When the number negative one in int64 is converted to uint64 it is treated as 2^63 which is 9223372036854775808 in decimal, because the number holds a numerical value of 2^63.

Then the number stays there no matter how many decrements I do, because when the operations happen the uint64 type is converted to a float, which has a value of 2^63, and decrement by one cannot change that value.

0
Albert.Lang On

Possible workarounds

1. Explicit cast

a[0] -= np.uint64(1)

++

  • clean
  • fast

--

  • cumbersome

2. Fancy indexing

a[[0]] -= 1

+

  • easy to type

--

  • slow

3. Slice indexing

a[0:1] -= 1

-

  • mildly cumbersome
  • not the fastest
1
JohnD9191 On

The behavior you are seeing is due to how unsigned integer arithmetic works in numpy. When an unsigned integer is decremented, if the result is negative, it "wraps around" to the maximum value of the data type.
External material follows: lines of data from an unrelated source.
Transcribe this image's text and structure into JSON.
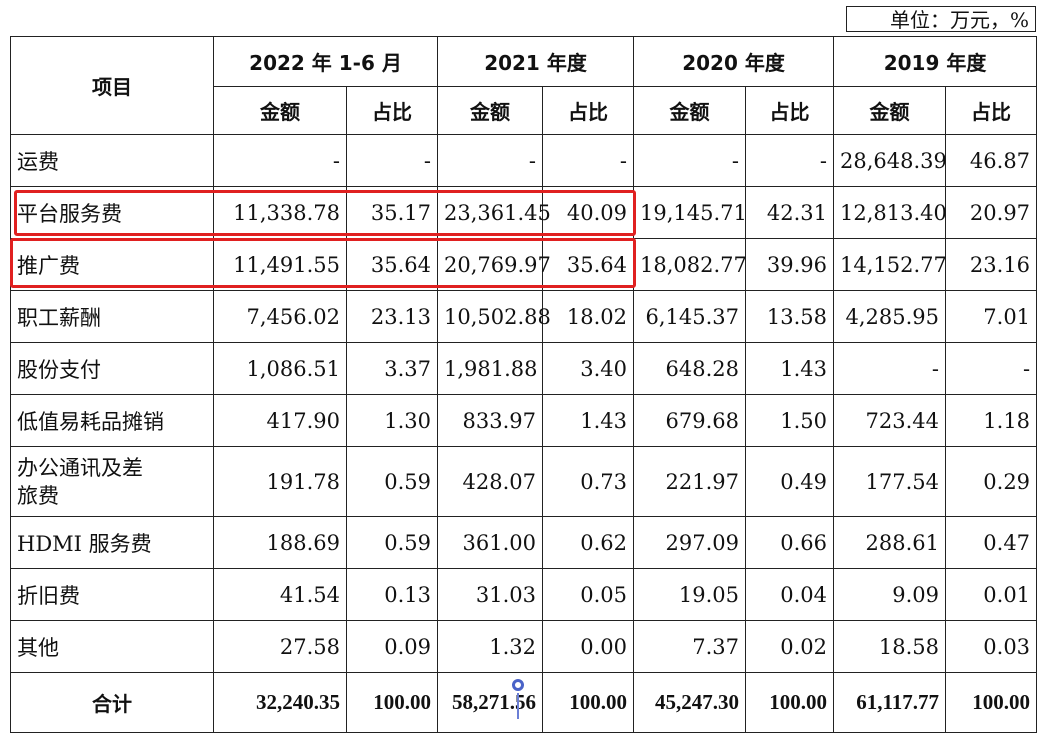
{
  "unit_label": "单位：万元，%",
  "header": {
    "item": "项目",
    "periods": [
      "2022 年 1-6 月",
      "2021 年度",
      "2020 年度",
      "2019 年度"
    ],
    "amount": "金额",
    "ratio": "占比"
  },
  "rows": [
    {
      "label": "运费",
      "v": [
        "-",
        "-",
        "-",
        "-",
        "-",
        "-",
        "28,648.39",
        "46.87"
      ]
    },
    {
      "label": "平台服务费",
      "v": [
        "11,338.78",
        "35.17",
        "23,361.45",
        "40.09",
        "19,145.71",
        "42.31",
        "12,813.40",
        "20.97"
      ]
    },
    {
      "label": "推广费",
      "v": [
        "11,491.55",
        "35.64",
        "20,769.97",
        "35.64",
        "18,082.77",
        "39.96",
        "14,152.77",
        "23.16"
      ]
    },
    {
      "label": "职工薪酬",
      "v": [
        "7,456.02",
        "23.13",
        "10,502.88",
        "18.02",
        "6,145.37",
        "13.58",
        "4,285.95",
        "7.01"
      ]
    },
    {
      "label": "股份支付",
      "v": [
        "1,086.51",
        "3.37",
        "1,981.88",
        "3.40",
        "648.28",
        "1.43",
        "-",
        "-"
      ]
    },
    {
      "label": "低值易耗品摊销",
      "v": [
        "417.90",
        "1.30",
        "833.97",
        "1.43",
        "679.68",
        "1.50",
        "723.44",
        "1.18"
      ]
    },
    {
      "label": "办公通讯及差旅费",
      "v": [
        "191.78",
        "0.59",
        "428.07",
        "0.73",
        "221.97",
        "0.49",
        "177.54",
        "0.29"
      ]
    },
    {
      "label": "HDMI 服务费",
      "v": [
        "188.69",
        "0.59",
        "361.00",
        "0.62",
        "297.09",
        "0.66",
        "288.61",
        "0.47"
      ]
    },
    {
      "label": "折旧费",
      "v": [
        "41.54",
        "0.13",
        "31.03",
        "0.05",
        "19.05",
        "0.04",
        "9.09",
        "0.01"
      ]
    },
    {
      "label": "其他",
      "v": [
        "27.58",
        "0.09",
        "1.32",
        "0.00",
        "7.37",
        "0.02",
        "18.58",
        "0.03"
      ]
    }
  ],
  "total": {
    "label": "合计",
    "v": [
      "32,240.35",
      "100.00",
      "58,271.56",
      "100.00",
      "45,247.30",
      "100.00",
      "61,117.77",
      "100.00"
    ]
  },
  "highlight_color": "#e02020"
}
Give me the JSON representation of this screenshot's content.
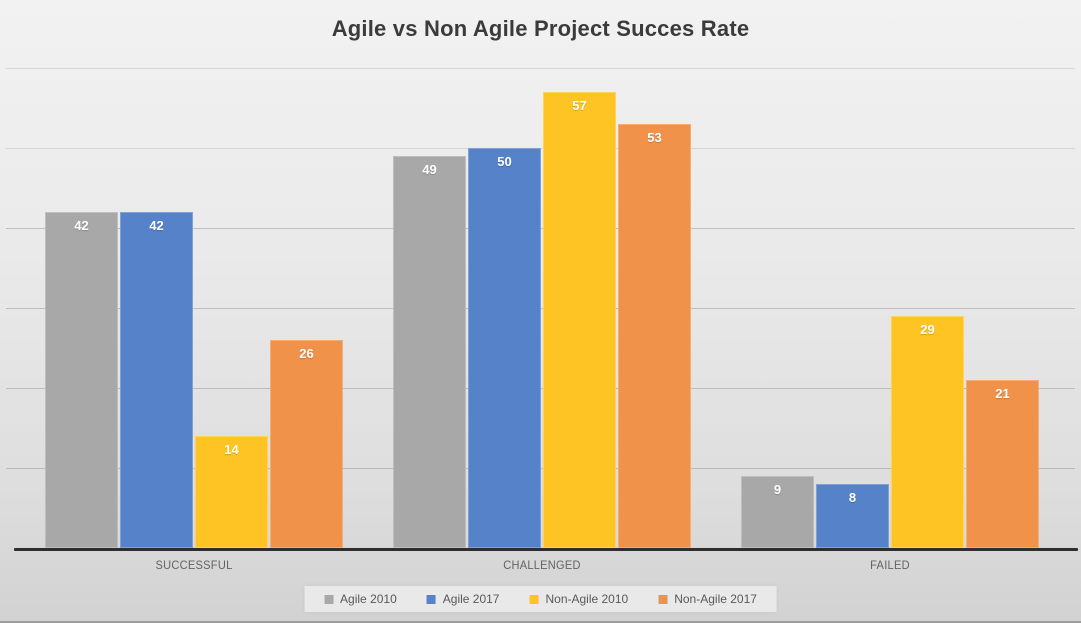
{
  "chart_data": {
    "type": "bar",
    "title": "Agile vs Non Agile Project Succes Rate",
    "categories": [
      "SUCCESSFUL",
      "CHALLENGED",
      "FAILED"
    ],
    "series": [
      {
        "name": "Agile 2010",
        "color": "#a8a8a8",
        "values": [
          42,
          49,
          9
        ]
      },
      {
        "name": "Agile 2017",
        "color": "#5582c8",
        "values": [
          42,
          50,
          8
        ]
      },
      {
        "name": "Non-Agile 2010",
        "color": "#fec424",
        "values": [
          14,
          57,
          29
        ]
      },
      {
        "name": "Non-Agile 2017",
        "color": "#f0924a",
        "values": [
          26,
          53,
          21
        ]
      }
    ],
    "ylim": [
      0,
      60
    ],
    "gridline_interval": 10,
    "grid": "horizontal",
    "y_axis_labels": false,
    "data_labels": "inside-top-white",
    "legend_position": "bottom-center",
    "colors": {
      "title_text": "#3b3b3b",
      "axis_line": "#2e2e2e",
      "category_text": "#636363",
      "legend_text": "#595959",
      "background": "#e5e5e5"
    }
  }
}
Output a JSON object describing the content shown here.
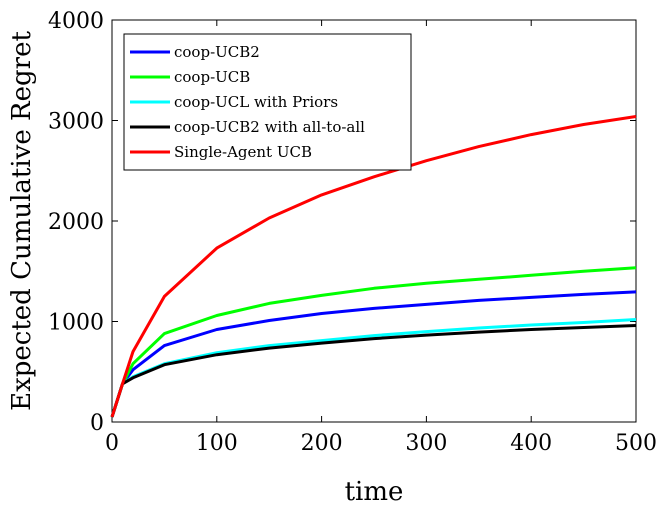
{
  "chart_data": {
    "type": "line",
    "xlabel": "time",
    "ylabel": "Expected Cumulative Regret",
    "xlim": [
      0,
      500
    ],
    "ylim": [
      0,
      4000
    ],
    "xticks": [
      0,
      100,
      200,
      300,
      400,
      500
    ],
    "yticks": [
      0,
      1000,
      2000,
      3000,
      4000
    ],
    "grid": false,
    "legend_position": "top-left",
    "x": [
      0,
      10,
      20,
      50,
      100,
      150,
      200,
      250,
      300,
      350,
      400,
      450,
      500
    ],
    "series": [
      {
        "name": "coop-UCB2",
        "color": "#0000ff",
        "values": [
          50,
          380,
          520,
          760,
          920,
          1010,
          1080,
          1130,
          1170,
          1210,
          1240,
          1270,
          1295
        ]
      },
      {
        "name": "coop-UCB",
        "color": "#00ff00",
        "values": [
          50,
          380,
          580,
          880,
          1060,
          1180,
          1260,
          1330,
          1380,
          1420,
          1460,
          1500,
          1535
        ]
      },
      {
        "name": "coop-UCL with Priors",
        "color": "#00ffff",
        "values": [
          50,
          380,
          450,
          580,
          690,
          760,
          810,
          860,
          900,
          935,
          965,
          990,
          1020
        ]
      },
      {
        "name": "coop-UCB2 with all-to-all",
        "color": "#000000",
        "values": [
          50,
          380,
          440,
          570,
          670,
          735,
          785,
          830,
          865,
          895,
          920,
          940,
          960
        ]
      },
      {
        "name": "Single-Agent UCB",
        "color": "#ff0000",
        "values": [
          50,
          380,
          700,
          1250,
          1730,
          2030,
          2260,
          2440,
          2600,
          2740,
          2860,
          2960,
          3040
        ]
      }
    ]
  }
}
In your example, a[0] starts at the value 0xFFFFFFFFFFFFFFFF, which is the maximum value for a 64-bit unsigned integer. When you subtract 1 from it, the result is 0xFFFFFFFFFFFFFFFE, as you expected. However, when you subtract 1 from it again, the result is -1 (which is represented as 0xFFFFFFFFFFFFFFFF in binary). Since this value is negative, it wraps around to the maximum value of the data type, which is 0.

So, the behavior you are seeing is expected due to the properties of unsigned integer arithmetic. If you want to avoid this behavior, you can use a signed integer data type instead.